In fact, it is generally considered a good idea to put as much as possible into your retirement plan because you get to defer taxes on your immediate salary and because the salary you will get as a retiree will be much lower, the taxes taken out at the time will be lesser since your income will be in a lower tax bracket. Plus, there is always the chance that the taxes will be at much lower rates in the future.

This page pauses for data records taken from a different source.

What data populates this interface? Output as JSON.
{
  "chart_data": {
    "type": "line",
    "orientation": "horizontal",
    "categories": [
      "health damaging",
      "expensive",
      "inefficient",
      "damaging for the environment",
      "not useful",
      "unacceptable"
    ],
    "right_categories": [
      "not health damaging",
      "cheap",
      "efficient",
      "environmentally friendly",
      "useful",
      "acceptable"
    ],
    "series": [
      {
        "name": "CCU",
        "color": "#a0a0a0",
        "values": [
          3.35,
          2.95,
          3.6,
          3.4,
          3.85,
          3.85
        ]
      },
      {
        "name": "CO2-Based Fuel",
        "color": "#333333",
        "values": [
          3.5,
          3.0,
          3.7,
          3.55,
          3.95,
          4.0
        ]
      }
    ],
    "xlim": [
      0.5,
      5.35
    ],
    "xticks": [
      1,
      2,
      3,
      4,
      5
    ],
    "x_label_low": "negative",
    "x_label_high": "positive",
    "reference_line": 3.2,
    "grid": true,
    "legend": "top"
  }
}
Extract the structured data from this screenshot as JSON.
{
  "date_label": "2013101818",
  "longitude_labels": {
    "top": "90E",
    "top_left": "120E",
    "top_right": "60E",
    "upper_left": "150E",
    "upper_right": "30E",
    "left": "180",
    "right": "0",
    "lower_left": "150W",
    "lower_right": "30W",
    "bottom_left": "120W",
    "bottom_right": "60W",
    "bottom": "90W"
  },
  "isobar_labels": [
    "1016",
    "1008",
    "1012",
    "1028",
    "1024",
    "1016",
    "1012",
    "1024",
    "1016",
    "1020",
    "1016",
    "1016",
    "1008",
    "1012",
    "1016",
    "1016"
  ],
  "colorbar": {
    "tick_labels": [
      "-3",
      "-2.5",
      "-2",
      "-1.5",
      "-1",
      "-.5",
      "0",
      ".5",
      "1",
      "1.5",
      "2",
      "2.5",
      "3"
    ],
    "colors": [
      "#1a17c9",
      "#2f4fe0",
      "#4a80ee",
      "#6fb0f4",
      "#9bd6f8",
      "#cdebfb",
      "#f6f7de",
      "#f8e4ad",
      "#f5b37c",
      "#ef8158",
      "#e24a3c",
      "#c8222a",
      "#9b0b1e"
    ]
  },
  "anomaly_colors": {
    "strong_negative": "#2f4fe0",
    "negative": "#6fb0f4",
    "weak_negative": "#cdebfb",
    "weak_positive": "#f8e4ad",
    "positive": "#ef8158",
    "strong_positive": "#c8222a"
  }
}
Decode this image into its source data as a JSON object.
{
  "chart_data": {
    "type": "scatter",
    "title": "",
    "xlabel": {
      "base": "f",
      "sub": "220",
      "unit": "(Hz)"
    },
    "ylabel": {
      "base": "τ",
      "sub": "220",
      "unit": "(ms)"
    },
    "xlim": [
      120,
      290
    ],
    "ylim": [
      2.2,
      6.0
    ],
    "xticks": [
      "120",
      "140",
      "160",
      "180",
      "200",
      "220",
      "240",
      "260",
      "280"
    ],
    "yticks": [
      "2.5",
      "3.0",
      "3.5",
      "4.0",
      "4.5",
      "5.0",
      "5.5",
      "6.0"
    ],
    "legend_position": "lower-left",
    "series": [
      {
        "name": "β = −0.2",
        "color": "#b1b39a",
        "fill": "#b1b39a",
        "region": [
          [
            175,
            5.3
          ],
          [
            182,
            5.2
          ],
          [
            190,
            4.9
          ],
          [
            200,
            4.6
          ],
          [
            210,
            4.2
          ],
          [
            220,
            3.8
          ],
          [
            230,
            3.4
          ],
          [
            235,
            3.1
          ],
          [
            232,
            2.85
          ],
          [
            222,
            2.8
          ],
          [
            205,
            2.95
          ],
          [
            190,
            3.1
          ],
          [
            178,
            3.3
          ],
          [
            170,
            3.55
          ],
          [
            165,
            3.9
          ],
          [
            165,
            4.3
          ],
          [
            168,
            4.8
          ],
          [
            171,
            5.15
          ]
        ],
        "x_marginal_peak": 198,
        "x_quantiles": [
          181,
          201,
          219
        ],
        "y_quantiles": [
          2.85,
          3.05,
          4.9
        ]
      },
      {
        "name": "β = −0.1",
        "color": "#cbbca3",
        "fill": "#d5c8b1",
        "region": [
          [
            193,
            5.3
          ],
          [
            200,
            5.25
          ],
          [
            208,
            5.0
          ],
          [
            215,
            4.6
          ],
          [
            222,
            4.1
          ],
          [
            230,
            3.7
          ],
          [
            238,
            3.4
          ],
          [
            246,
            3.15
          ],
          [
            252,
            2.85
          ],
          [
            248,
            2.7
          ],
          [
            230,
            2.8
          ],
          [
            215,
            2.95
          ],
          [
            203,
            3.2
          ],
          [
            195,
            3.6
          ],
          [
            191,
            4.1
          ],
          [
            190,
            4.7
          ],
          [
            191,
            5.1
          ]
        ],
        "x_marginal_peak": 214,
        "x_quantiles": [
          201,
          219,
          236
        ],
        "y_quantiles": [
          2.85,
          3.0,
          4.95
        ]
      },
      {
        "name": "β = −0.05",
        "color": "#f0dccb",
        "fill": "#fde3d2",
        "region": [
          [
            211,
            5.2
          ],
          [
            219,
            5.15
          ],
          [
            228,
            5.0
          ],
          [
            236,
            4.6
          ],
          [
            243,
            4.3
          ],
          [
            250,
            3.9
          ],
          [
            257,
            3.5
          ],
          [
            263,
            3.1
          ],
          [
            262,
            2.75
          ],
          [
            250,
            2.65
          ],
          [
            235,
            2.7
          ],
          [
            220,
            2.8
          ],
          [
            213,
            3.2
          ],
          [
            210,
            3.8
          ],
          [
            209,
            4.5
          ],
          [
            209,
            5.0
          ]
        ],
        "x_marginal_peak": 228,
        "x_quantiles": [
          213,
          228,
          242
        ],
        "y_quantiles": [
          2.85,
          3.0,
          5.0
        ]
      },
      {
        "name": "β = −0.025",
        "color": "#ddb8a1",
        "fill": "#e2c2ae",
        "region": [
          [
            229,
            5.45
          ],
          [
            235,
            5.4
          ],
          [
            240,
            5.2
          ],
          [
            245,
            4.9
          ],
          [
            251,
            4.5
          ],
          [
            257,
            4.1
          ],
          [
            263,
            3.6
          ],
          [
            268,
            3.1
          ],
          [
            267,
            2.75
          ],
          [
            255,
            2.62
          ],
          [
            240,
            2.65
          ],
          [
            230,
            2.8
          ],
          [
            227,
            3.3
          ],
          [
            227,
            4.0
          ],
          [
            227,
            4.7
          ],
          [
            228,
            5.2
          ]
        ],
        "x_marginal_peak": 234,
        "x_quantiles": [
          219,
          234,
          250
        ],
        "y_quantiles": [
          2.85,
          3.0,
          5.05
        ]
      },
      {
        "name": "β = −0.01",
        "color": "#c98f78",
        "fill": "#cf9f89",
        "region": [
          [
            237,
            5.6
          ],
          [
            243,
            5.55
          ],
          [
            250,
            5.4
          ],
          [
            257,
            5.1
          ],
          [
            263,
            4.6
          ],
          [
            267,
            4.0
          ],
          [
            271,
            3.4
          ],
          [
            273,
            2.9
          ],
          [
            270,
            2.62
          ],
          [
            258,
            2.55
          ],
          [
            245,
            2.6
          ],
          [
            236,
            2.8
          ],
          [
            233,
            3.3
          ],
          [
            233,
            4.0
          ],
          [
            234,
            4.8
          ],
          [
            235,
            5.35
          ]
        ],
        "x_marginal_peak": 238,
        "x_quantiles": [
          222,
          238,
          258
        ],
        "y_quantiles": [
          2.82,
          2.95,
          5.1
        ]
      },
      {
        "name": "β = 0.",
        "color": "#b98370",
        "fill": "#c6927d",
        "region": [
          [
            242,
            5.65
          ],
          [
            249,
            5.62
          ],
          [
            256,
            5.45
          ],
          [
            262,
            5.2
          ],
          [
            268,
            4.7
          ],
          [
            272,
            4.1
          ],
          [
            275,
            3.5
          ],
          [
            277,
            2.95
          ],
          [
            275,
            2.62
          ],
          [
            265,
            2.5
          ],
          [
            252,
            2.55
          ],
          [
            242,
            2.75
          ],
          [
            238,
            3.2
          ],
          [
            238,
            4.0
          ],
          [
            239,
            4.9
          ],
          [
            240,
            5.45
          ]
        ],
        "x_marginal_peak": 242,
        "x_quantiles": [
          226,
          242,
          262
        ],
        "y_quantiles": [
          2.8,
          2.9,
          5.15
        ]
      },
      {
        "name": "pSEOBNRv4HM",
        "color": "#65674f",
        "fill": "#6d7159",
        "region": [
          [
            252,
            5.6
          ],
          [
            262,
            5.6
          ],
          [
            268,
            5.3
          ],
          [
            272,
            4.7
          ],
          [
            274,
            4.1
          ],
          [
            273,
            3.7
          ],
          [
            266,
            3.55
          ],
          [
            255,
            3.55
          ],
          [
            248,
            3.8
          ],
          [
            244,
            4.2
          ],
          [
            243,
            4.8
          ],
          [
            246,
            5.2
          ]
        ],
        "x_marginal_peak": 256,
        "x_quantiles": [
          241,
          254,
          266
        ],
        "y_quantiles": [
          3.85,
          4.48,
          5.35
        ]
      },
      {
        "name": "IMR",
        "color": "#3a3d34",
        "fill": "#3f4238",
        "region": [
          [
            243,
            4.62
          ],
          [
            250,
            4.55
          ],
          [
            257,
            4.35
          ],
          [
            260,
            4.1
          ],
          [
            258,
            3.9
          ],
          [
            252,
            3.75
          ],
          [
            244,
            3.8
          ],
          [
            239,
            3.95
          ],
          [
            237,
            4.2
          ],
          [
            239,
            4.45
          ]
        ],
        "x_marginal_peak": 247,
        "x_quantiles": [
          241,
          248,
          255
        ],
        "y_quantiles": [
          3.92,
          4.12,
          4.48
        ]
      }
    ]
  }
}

Go for the High Deductible Insurance Plan + Health Savings Account

Going for a high deductible plan means that you will be saving a lot of money on paying the premiums; a great option granted you are healthy and do not have major chronic illness(es) as these plans require you to pay huge amounts for your medical bills before insurance coverage kicks in. For the most part, you want to get a plan that comes with a Health Savings Account (HSA); especially a great idea if your employer will match on contributions towards this account – however, they are not obligated to do so. These accounts practically work the same as a savings account and are 100% tax deductible. You want to put in the maximum amount annually allowed in this account; “HSA holders can choose to save up to $3,350 for an individual and $6,650 for a family (HSA holders 55 and older get to save an extra $1,000 which means $4,350 for an individual and $7,650 for a family)” (hsacenter.com). It’s one of the best ways to save money from going towards taxes and securing your future from any drastic medical emergencies that may occur (especially during retirement). Just keep paying small medical bills out of your own pocket!

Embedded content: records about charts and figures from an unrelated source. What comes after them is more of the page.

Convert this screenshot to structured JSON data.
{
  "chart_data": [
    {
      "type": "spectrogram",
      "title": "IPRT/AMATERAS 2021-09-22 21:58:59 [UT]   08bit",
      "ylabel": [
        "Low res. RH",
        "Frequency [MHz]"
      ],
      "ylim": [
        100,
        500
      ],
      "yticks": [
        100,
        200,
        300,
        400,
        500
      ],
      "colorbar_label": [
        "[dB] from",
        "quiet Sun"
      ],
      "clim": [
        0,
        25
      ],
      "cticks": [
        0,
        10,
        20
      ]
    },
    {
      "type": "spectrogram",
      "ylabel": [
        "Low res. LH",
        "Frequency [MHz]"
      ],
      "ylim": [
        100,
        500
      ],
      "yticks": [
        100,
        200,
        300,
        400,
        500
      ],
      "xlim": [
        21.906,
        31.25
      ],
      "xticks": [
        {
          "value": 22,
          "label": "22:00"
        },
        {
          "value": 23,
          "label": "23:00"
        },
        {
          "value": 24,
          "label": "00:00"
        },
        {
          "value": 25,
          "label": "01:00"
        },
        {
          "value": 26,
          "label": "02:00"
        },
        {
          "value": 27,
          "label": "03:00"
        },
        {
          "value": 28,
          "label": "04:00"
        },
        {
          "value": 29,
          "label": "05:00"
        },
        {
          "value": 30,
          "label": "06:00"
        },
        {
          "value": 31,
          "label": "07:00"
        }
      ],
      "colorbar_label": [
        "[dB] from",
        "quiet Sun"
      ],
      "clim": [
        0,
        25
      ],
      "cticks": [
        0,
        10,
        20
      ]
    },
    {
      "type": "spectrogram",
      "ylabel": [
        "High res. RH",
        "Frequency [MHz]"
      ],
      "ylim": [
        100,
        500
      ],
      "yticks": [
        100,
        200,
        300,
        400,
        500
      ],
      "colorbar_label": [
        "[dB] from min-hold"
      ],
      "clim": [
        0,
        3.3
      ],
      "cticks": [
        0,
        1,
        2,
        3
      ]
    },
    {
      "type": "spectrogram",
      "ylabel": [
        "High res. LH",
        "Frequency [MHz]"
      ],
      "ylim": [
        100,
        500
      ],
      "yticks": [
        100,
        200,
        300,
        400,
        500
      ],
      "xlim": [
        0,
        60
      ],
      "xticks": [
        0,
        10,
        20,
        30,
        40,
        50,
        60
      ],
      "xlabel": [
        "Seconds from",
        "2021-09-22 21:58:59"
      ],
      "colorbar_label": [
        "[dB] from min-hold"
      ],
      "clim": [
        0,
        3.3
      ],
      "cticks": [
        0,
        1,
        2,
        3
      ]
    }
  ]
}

Look into a Flexible Spending Account (FSA)

FSA account is one of the easiest ways to capitulate on tax free income. They are placed for medical or childcare expenses and all money put into this account is 100% tax deductible. All you have to do is calculate the estimated amount of money you would need for out of pocket health expenses and/or for dependent care; the maximum contribution limit for health care is $2,550 and $5,000 for dependent care. With all this tax free money set aside, all you have to do is make sure you put it to use because any money unused is considered forfeited – unless your employer gives a grace period. The trick here is to get as close to the estimate as possible so you can use the untaxed money righteously.

Look into Company Stocks

If your company is offering you stocks, see if you will get a discount or if your employer will match your contribution; this is one of the biggest/best perks. This is especially a great strategy if your company performs well in the market; being you are the employee, you will have better knowledge of how well, or not well, your company performs. Of course like any investment in stocks, you want to take the most precautions and perhaps might even want to cash out on a high note if possible; investing in your own company doesn’t have to be emotional bond. Diversification is the key when playing in stock market so you may not want to rely solely on your company’s stock for your stock market endeavors. It is usually advised that individual investments be less than 10% of your overall portfolio.

It should be kept in mind that although these ways are a great way to either get more money or more out of your money, you can minimally impact your social security savings because the portion of the money that would go into such service will now not be in lesser amounts overall.